OPNsense 25.7.5-amd64 running on ESXi 6.7 U2 VM, 4Gbytes RAM, 2 x vCPU
frr OSPF + eBGP, IDS, AdGuard Home, sftp-backup plugins. limited kea DHCP server deployment.

(I put in a cron job to reboot every 30 minutes so I won't lose access as it is a remote-to-me system, so more recent numbers stay much lower.)
This matches what I see with the pfctl state check - totals match the states that the primary FW has until it starts to count the ones that are initially hidden, but show up in the Firewall->Diagnostics->Statistics:info->state-table->current-entries.
There is a blip at 4:45pm Oct 30 where I manually cleared the states. It briefly lowered the pfctl state tracker level, but never lowered the Firewall->Diagnostics->Statistics:info->state-table->current-entries level.

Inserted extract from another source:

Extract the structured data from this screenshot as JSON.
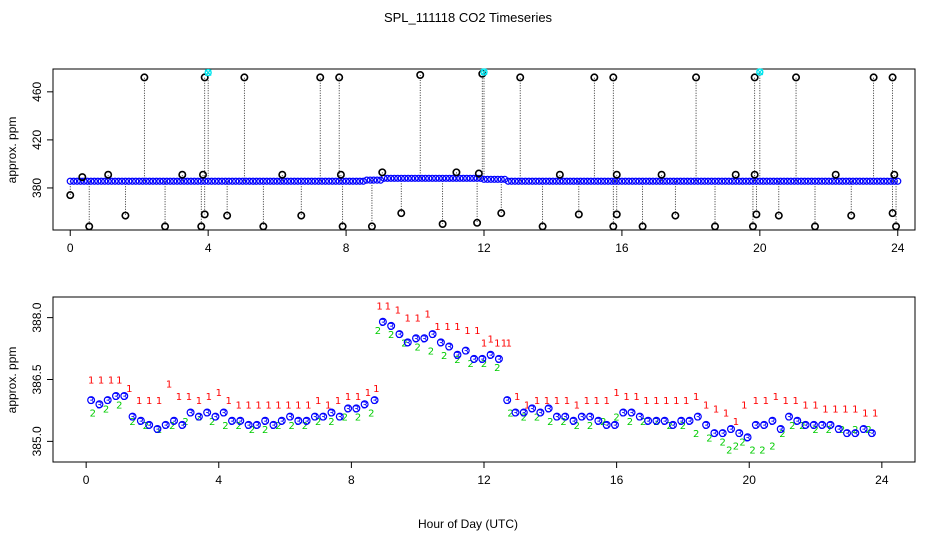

Here is the output for a script that checks the pfctl states and the current entries in pfctl info from the shell:
2025-11-02 11:34:27 pfctl states:  52309     pfctl info current entries:  2700328
2025-11-02 11:34:38 pfctl states:  50585     pfctl info current entries:  2705780
2025-11-02 11:34:48 pfctl states:  51355     pfctl info current entries:  2711810
2025-11-02 11:34:58 pfctl states:  53868     pfctl info current entries:  2718267
2025-11-02 11:35:09 pfctl states:  52325     pfctl info current entries:  2723348
2025-11-02 11:35:19 pfctl states:  54837     pfctl info current entries:  2732943
2025-11-02 11:35:29 pfctl states:  55378     pfctl info current entries:  2741223
2025-11-02 11:35:39 pfctl states:  59680     pfctl info current entries:  2753400
2025-11-02 11:35:50 pfctl states:  64250     pfctl info current entries:  2766531
2025-11-02 11:36:00 pfctl states:  64567     pfctl info current entries:  2776886
2025-11-02 11:36:10 pfctl states:  66137     pfctl info current entries:  2788349
2025-11-02 11:36:24 pfctl states:  2797652     pfctl info current entries:  2797336
2025-11-02 11:36:37 pfctl states:  2804701     pfctl info current entries:  2806653
2025-11-02 11:36:50 pfctl states:  2815419     pfctl info current entries:  2817855
2025-11-02 11:37:04 pfctl states:  2822113     pfctl info current entries:  2822839
2025-11-02 11:37:17 pfctl states:  2832972     pfctl info current entries:  2851494
2025-11-02 11:37:30 pfctl states:  2884384     pfctl info current entries:  2889268
2025-11-02 11:37:44 pfctl states:  2918638     pfctl info current entries:  2937305
2025-11-02 11:37:57 pfctl states:  2954439     pfctl info current entries:  2955651
2025-11-02 11:38:11 pfctl states:  2965034     pfctl info current entries:  2963103
2025-11-02 11:38:24 pfctl states:  2980040     pfctl info current entries:  2976971
2025-11-02 11:38:38 pfctl states:  2984842     pfctl info current entries:  2987501
2025-11-02 11:38:51 pfctl states:  2987838     pfctl info current entries:  2991103
2025-11-02 11:39:05 pfctl states:  2995979     pfctl info current entries:  2997730
2025-11-02 11:39:18 pfctl states:  3004199     pfctl info current entries:  3007805

The pfctl states does not match the pfctl info until pfctl info current entries exceeds 2.7m. This happens consistently. My sense is that two things are going on:
1) The system is collecting some junk and entering it into the state table. Some process stops the system from recognizing these entries as regular state table entries, but eventually when they build up to a large enough total, the system stops suppressing them and starts listing them as active states.
2) There is an underlying bug in FreeBSD that prevents it from flushing these entries. They don't relate to any actual traffic streams, so they should be temporary at best, but never collect until they cause the system to freeze.